Volkswagen wants to tighten its grip on a joint venture in China
Volkswagen’s bid to tighten its grip on a majority-owned joint venture in China has “rattled” the German automaker's other Chinese partners, who want VW to commit more models to their own ventures and fear they could otherwise be sidelined, reports Reuters, citing sources familiar with the matter. The Wolfsburg-headquartered carmaker secured a controlling 75% stake in a venture with China's JAC in 2020 after the Chinese government eased rules that had hitherto barred foreign firms from owning majority stakes in local auto companies. It is now in talks to buy another JAC plant in a significant expansion in electric vehicles (EV), three sources with knowledge of the matter said, and is planning to relocate hundreds of Beijing-based staff to the eastern city of Hefei, according to Volkswagen sources and a memo seen by Reuters, which says that beer gardens are being introduced around the facility to create a German atmosphere for staff.

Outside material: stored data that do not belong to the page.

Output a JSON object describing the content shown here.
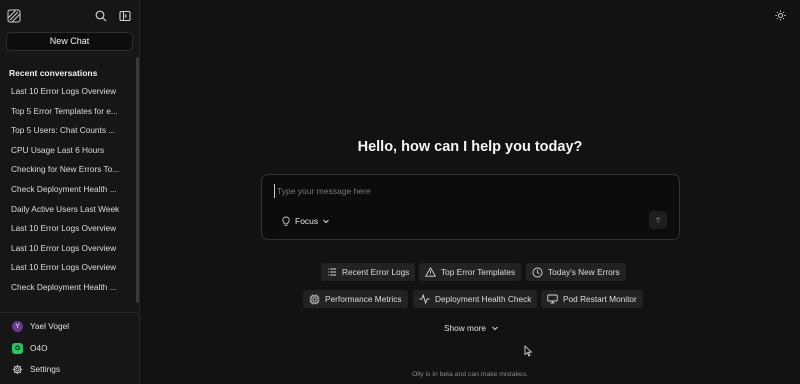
{
  "sidebar": {
    "new_chat_label": "New Chat",
    "recent_title": "Recent conversations",
    "conversations": [
      "Last 10 Error Logs Overview",
      "Top 5 Error Templates for e...",
      "Top 5 Users: Chat Counts ...",
      "CPU Usage Last 6 Hours",
      "Checking for New Errors To...",
      "Check Deployment Health ...",
      "Daily Active Users Last Week",
      "Last 10 Error Logs Overview",
      "Last 10 Error Logs Overview",
      "Last 10 Error Logs Overview",
      "Check Deployment Health ..."
    ],
    "user": {
      "initial": "Y",
      "name": "Yael Vogel"
    },
    "org": {
      "initial": "O",
      "name": "O4O"
    },
    "settings_label": "Settings"
  },
  "main": {
    "heading": "Hello, how can I help you today?",
    "input_placeholder": "Type your message here",
    "focus_label": "Focus",
    "suggestions": [
      {
        "label": "Recent Error Logs",
        "icon": "list-icon"
      },
      {
        "label": "Top Error Templates",
        "icon": "warning-icon"
      },
      {
        "label": "Today's New Errors",
        "icon": "clock-icon"
      },
      {
        "label": "Performance Metrics",
        "icon": "chip-icon"
      },
      {
        "label": "Deployment Health Check",
        "icon": "activity-icon"
      },
      {
        "label": "Pod Restart Monitor",
        "icon": "monitor-icon"
      }
    ],
    "show_more_label": "Show more",
    "footnote": "Olly is in beta and can make mistakes."
  },
  "colors": {
    "background": "#121212",
    "sidebar": "#161616",
    "chip": "#222222",
    "user_avatar": "#6a3a8a",
    "org_avatar": "#22c55e"
  }
}
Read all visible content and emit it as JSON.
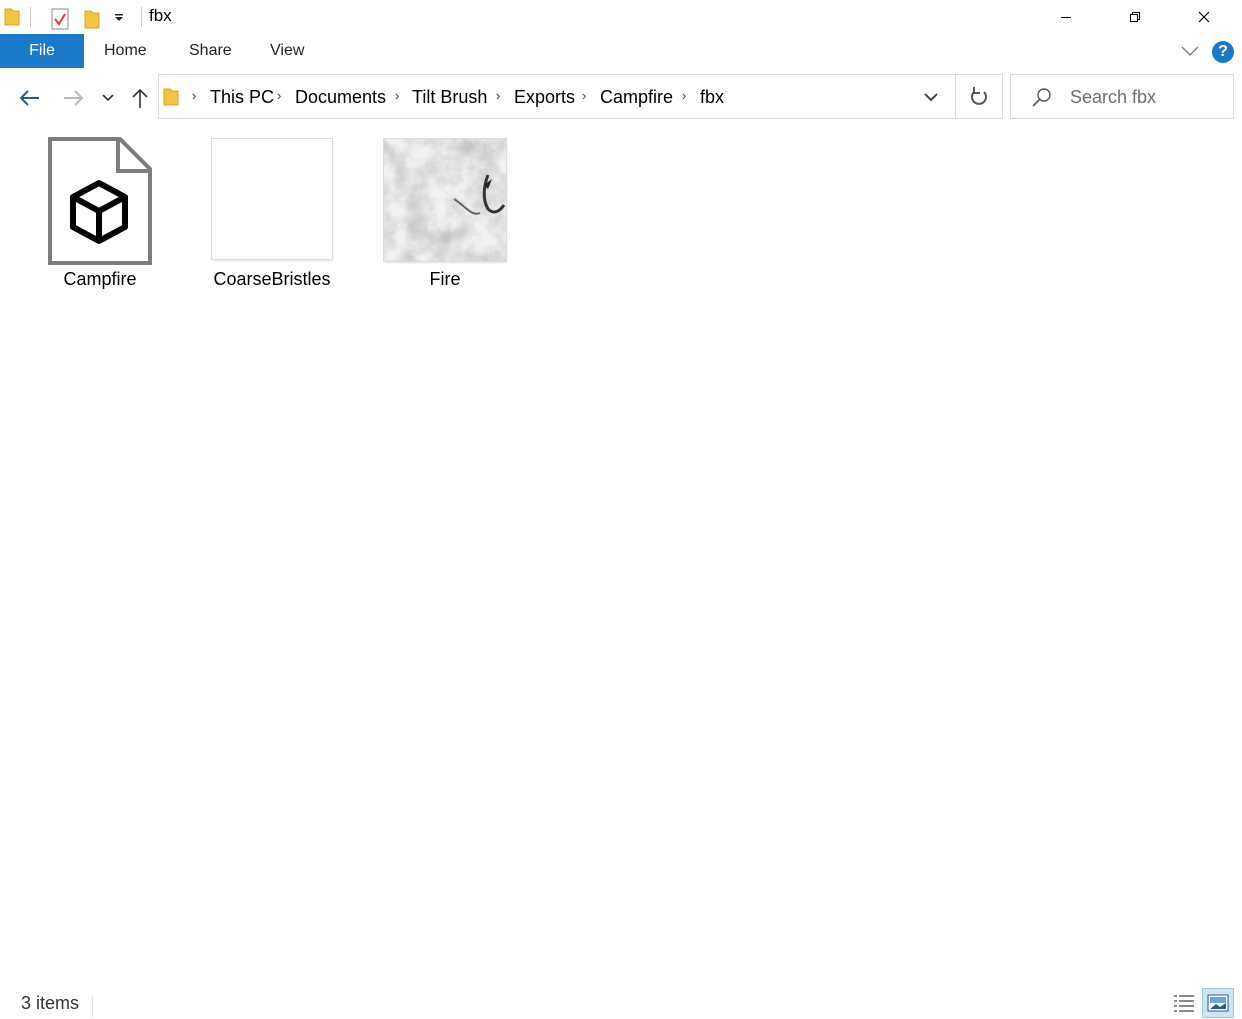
{
  "window": {
    "title": "fbx"
  },
  "ribbon": {
    "tabs": [
      {
        "label": "File",
        "active": true
      },
      {
        "label": "Home"
      },
      {
        "label": "Share"
      },
      {
        "label": "View"
      }
    ],
    "help_label": "?"
  },
  "address": {
    "breadcrumb": [
      "This PC",
      "Documents",
      "Tilt Brush",
      "Exports",
      "Campfire",
      "fbx"
    ]
  },
  "search": {
    "placeholder": "Search fbx"
  },
  "files": [
    {
      "name": "Campfire",
      "icon": "3d-object-file-icon"
    },
    {
      "name": "CoarseBristles",
      "icon": "blank-image-thumbnail"
    },
    {
      "name": "Fire",
      "icon": "smoke-texture-thumbnail"
    }
  ],
  "status": {
    "item_count": "3 items"
  },
  "colors": {
    "accent": "#1979ca",
    "border": "#d9d9d9"
  }
}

Tax Court sought to steer Jewish judge from cases involving Muslims
The Globe and Mail reports that while the Canadian Judicial Council was probing several complaints against Tax Court Justice David Spiro late last year, the court revealed it was screening counsel and litigants to prevent members of the Islamic faith from being involved in cases before him. Justice Spiro would recuse himself immediately, even late in a case – “from any file at any time” – if anyone involved appeared to be of the Muslim faith, Tax Court Chief Justice Eugene Rossiter said in a letter to the judicial council. The policy was for “perception purposes,” the chief justice's letter said. Scholars such as Peter Russell, an emeritus professor in the University of Toronto's political science department, said such screening for religious affiliation is unprecedented.

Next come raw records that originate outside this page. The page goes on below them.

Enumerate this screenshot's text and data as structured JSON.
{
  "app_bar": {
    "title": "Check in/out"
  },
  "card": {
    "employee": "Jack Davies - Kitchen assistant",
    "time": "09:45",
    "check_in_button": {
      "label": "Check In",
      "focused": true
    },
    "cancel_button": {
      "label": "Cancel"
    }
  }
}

Sunak: Private equity M&A boom highlights confidence in UK economy
Chancellor Rishi Sunak says private equity firms’ interest in British listed companies points to “a sign of confidence in the UK economy.” Speaking at a conference promoting tech companies, the Chancellor was asked about potential long-term dangers to businesses being taken private. He offered that if international investors are keen to invest their capital in the UK, “that is something that is good news for our economy,” adding: “And that’s what you’re seeing.” Data from the Office for National Statistics show that the value of deals in which a foreign buyer acquired a UK company hit £19.4bn in Q1 and surged to £27.7bn in the second quarter. However, the volume of M&A deals involving UK firms fell 31% over the quarter, dipping to 381 in Q2 from 556 in Q1.